Unfortunately, the Adminstrator (also being human) will sometimes miss
those.

So now we've got another problem.  How do we determine that an action
really hasn't happened?  That's where the CFJ should come in.
 
> Therefore, *no* action is certifiably legal until either a) or b)
> occurs.  No change to the rule set or game state is real until it has
> gone unquestioned for one week.
> 
> This is plainly ridiculous.   It undermines the very fabric of the game,
> since the rules are being constantly applied to the current game state.
> They can't wait a week to see if the game state is real.

Not true.  Every action *must* abide by the rules.  That's Rule 10.  But
there are mistakes.  And those mistakes are where the CFJs apply.  The
statute of limitations is just to aviod TOO much confusion if someone
CFJ'd an action taken in nweek 1 (imagine the ramifications!)

> For example, if the rules say the player with the lowest score gets the
> Sushi, and the records show I have the lowest score, following your
> logic I can dodge the Sushi by claiming that my score isn't real until
> all actions which have changed it have lapsed unquestioned for one week,
> or been ratified by a CFJ.
> 
> As I said previously, actions should essentially be "innocent until
> proven guilty" -- real and legal, until found to be illegal in a CFJ /
> inquest / whatever you want to call it.

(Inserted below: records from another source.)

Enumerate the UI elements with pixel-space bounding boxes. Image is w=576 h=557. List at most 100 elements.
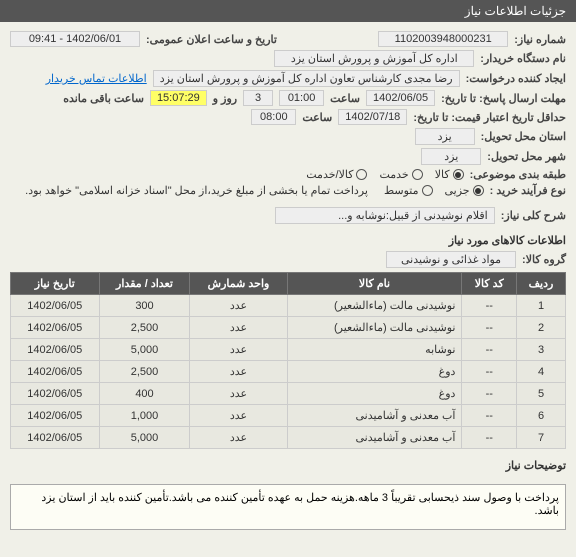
panel-title: جزئیات اطلاعات نیاز xyxy=(465,4,566,18)
deadline-date-value: 1402/06/05 xyxy=(366,90,435,106)
classification-option[interactable]: کالا/خدمت xyxy=(306,168,367,181)
buyer-value: اداره کل آموزش و پرورش استان یزد xyxy=(274,50,474,67)
buy-type-option[interactable]: متوسط xyxy=(384,184,433,197)
table-row[interactable]: 1--نوشیدنی مالت (ماءالشعیر)عدد3001402/06… xyxy=(11,295,566,317)
group-label: گروه کالا: xyxy=(522,253,566,266)
table-cell: 5 xyxy=(517,383,566,405)
radio-icon xyxy=(422,185,433,196)
table-cell: -- xyxy=(462,317,517,339)
table-row[interactable]: 3--نوشابهعدد5,0001402/06/05 xyxy=(11,339,566,361)
table-cell: 4 xyxy=(517,361,566,383)
table-cell: 2,500 xyxy=(99,361,190,383)
table-cell: نوشیدنی مالت (ماءالشعیر) xyxy=(287,295,462,317)
table-header-cell: تاریخ نیاز xyxy=(11,273,100,295)
need-number-label: شماره نیاز: xyxy=(514,33,566,46)
table-cell: دوغ xyxy=(287,383,462,405)
group-value: مواد غذائی و نوشیدنی xyxy=(386,251,516,268)
table-cell: 7 xyxy=(517,427,566,449)
table-cell: دوغ xyxy=(287,361,462,383)
city-label: شهر محل تحویل: xyxy=(487,150,566,163)
buy-type-label: نوع فرآیند خرید : xyxy=(490,184,566,197)
min-valid-label: حداقل تاریخ اعتبار قیمت: تا تاریخ: xyxy=(413,111,566,124)
table-row[interactable]: 6--آب معدنی و آشامیدنیعدد1,0001402/06/05 xyxy=(11,405,566,427)
table-cell: 5,000 xyxy=(99,339,190,361)
table-cell: -- xyxy=(462,361,517,383)
radio-label: کالا/خدمت xyxy=(306,168,353,181)
table-row[interactable]: 7--آب معدنی و آشامیدنیعدد5,0001402/06/05 xyxy=(11,427,566,449)
table-cell: عدد xyxy=(190,383,287,405)
table-cell: 300 xyxy=(99,295,190,317)
creator-label: ایجاد کننده درخواست: xyxy=(466,72,566,85)
table-cell: -- xyxy=(462,339,517,361)
remain-suffix-label: ساعت باقی مانده xyxy=(63,92,144,105)
buyer-contact-link[interactable]: اطلاعات تماس خریدار xyxy=(46,72,147,85)
radio-icon xyxy=(356,169,367,180)
panel-header: جزئیات اطلاعات نیاز xyxy=(0,0,576,22)
table-cell: نوشیدنی مالت (ماءالشعیر) xyxy=(287,317,462,339)
classification-option[interactable]: کالا xyxy=(435,168,464,181)
table-cell: 1402/06/05 xyxy=(11,427,100,449)
city-value: یزد xyxy=(421,148,481,165)
table-row[interactable]: 5--دوغعدد4001402/06/05 xyxy=(11,383,566,405)
table-cell: 2,500 xyxy=(99,317,190,339)
summary-label: شرح کلی نیاز: xyxy=(501,209,566,222)
table-header-cell: تعداد / مقدار xyxy=(99,273,190,295)
min-valid-time-label: ساعت xyxy=(302,111,332,124)
table-row[interactable]: 4--دوغعدد2,5001402/06/05 xyxy=(11,361,566,383)
pub-date-value: 1402/06/01 - 09:41 xyxy=(10,31,140,47)
classification-label: طبقه بندی موضوعی: xyxy=(470,168,566,181)
classification-radio-group: کالا خدمت کالا/خدمت xyxy=(306,168,463,181)
remain-days-label: روز و xyxy=(213,92,237,105)
table-cell: آب معدنی و آشامیدنی xyxy=(287,427,462,449)
table-cell: 1402/06/05 xyxy=(11,361,100,383)
buy-type-option[interactable]: جزیی xyxy=(445,184,484,197)
table-cell: 1,000 xyxy=(99,405,190,427)
table-cell: 1402/06/05 xyxy=(11,295,100,317)
need-description-textarea[interactable] xyxy=(10,484,566,530)
table-cell: 1402/06/05 xyxy=(11,339,100,361)
remain-days-value: 3 xyxy=(243,90,273,106)
table-cell: آب معدنی و آشامیدنی xyxy=(287,405,462,427)
need-number-value: 1102003948000231 xyxy=(378,31,508,47)
creator-value: رضا مجدی کارشناس تعاون اداره کل آموزش و … xyxy=(153,70,460,87)
table-cell: 1 xyxy=(517,295,566,317)
buy-type-radio-group: جزیی متوسط xyxy=(384,184,484,197)
table-cell: -- xyxy=(462,427,517,449)
radio-icon xyxy=(453,169,464,180)
table-cell: 1402/06/05 xyxy=(11,317,100,339)
table-cell: عدد xyxy=(190,361,287,383)
pub-date-label: تاریخ و ساعت اعلان عمومی: xyxy=(146,33,277,46)
deadline-time-value: 01:00 xyxy=(279,90,324,106)
remain-time-value: 15:07:29 xyxy=(150,90,207,106)
table-cell: عدد xyxy=(190,295,287,317)
radio-label: خدمت xyxy=(379,168,408,181)
min-valid-date-value: 1402/07/18 xyxy=(338,109,407,125)
radio-label: جزیی xyxy=(445,184,470,197)
min-valid-time-value: 08:00 xyxy=(251,109,296,125)
deadline-label: مهلت ارسال پاسخ: تا تاریخ: xyxy=(441,92,566,105)
table-cell: 5,000 xyxy=(99,427,190,449)
table-cell: 400 xyxy=(99,383,190,405)
table-cell: 6 xyxy=(517,405,566,427)
table-cell: 2 xyxy=(517,317,566,339)
buyer-label: نام دستگاه خریدار: xyxy=(480,52,566,65)
table-header-cell: کد کالا xyxy=(462,273,517,295)
table-cell: -- xyxy=(462,405,517,427)
radio-icon xyxy=(473,185,484,196)
table-cell: 3 xyxy=(517,339,566,361)
table-cell: 1402/06/05 xyxy=(11,383,100,405)
classification-option[interactable]: خدمت xyxy=(379,168,422,181)
details-panel: شماره نیاز: 1102003948000231 تاریخ و ساع… xyxy=(0,22,576,539)
table-header-cell: واحد شمارش xyxy=(190,273,287,295)
table-row[interactable]: 2--نوشیدنی مالت (ماءالشعیر)عدد2,5001402/… xyxy=(11,317,566,339)
table-cell: عدد xyxy=(190,405,287,427)
table-cell: 1402/06/05 xyxy=(11,405,100,427)
province-label: استان محل تحویل: xyxy=(481,130,566,143)
table-cell: عدد xyxy=(190,317,287,339)
desc-label: توضیحات نیاز xyxy=(10,459,566,472)
radio-label: کالا xyxy=(435,168,450,181)
summary-value: اقلام نوشیدنی از قبیل:نوشابه و... xyxy=(275,207,495,224)
items-table: ردیفکد کالانام کالاواحد شمارشتعداد / مقد… xyxy=(10,272,566,449)
items-section-title: اطلاعات کالاهای مورد نیاز xyxy=(10,234,566,247)
table-cell: عدد xyxy=(190,339,287,361)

That's essentially what is happening (as I see it).  An action is
*assumed* to follow the rules.  However, if it didn't, then it couldn't
have happened (as per Rule 10), and so anything we thought was true about
the game may not be so.

After all, the game lives on without us... well sort of.

> You said yourself, an inquest is to find out what happened.  The inquest
> / CFJ establishes a course of events that took place in the past, as
> well as a decision on the legality of those events.  What it can't do is
> un-event those events -- a murder inquest can't un-murder a body, a
> Senate hearing on a political scandal can't un-publicize the scandal.

Again, Rule 10 says you can't perform an illegal action.  And therefore it
couldn't have happened.  It is impossible.  The "murderer" just reported 
the person murdered.

> Remedial actions are taken in the here and now.  When things can be
> undone in the same way they were done, they are (e.g. the Secretary of
> the Treasury embezzles $1 billion, so it is taken back into the Treasury
> from eir Grand Cayman bank account), and it is *as if* they never
> happened.  But in other cases, such as a very dead, very murdered corpse
> (or to offer a potential game example, a player has resigned the game
> due to the illegal action taken against em by another player), the
> correction cannot directly undo the course of events, so a suitable
> remedy is chosen (such as penalizing the person / player responsible).

Well, in the player leaving due to an illegal action example:  Eir action
of leaving was legal, and so be it.  All the "action never happened" thing
means is that the game is in a different state than we thought it was in.
If a player leaves due to a misinterpretation of the real game state, then
that's unfortunate.

The only clearly defined thing is the game rules.  After that, the game
takes on a life of its own, and it we interpret that incorrectly, then its
our fault, and we have to bring our vision in-line with what has actually
transpired.

> This whole mass-hallucination it-was-just-a-dream it-never-happened tack
> is the stuff of bad soap opera plots.

... and, by our current ruleset, Nomic.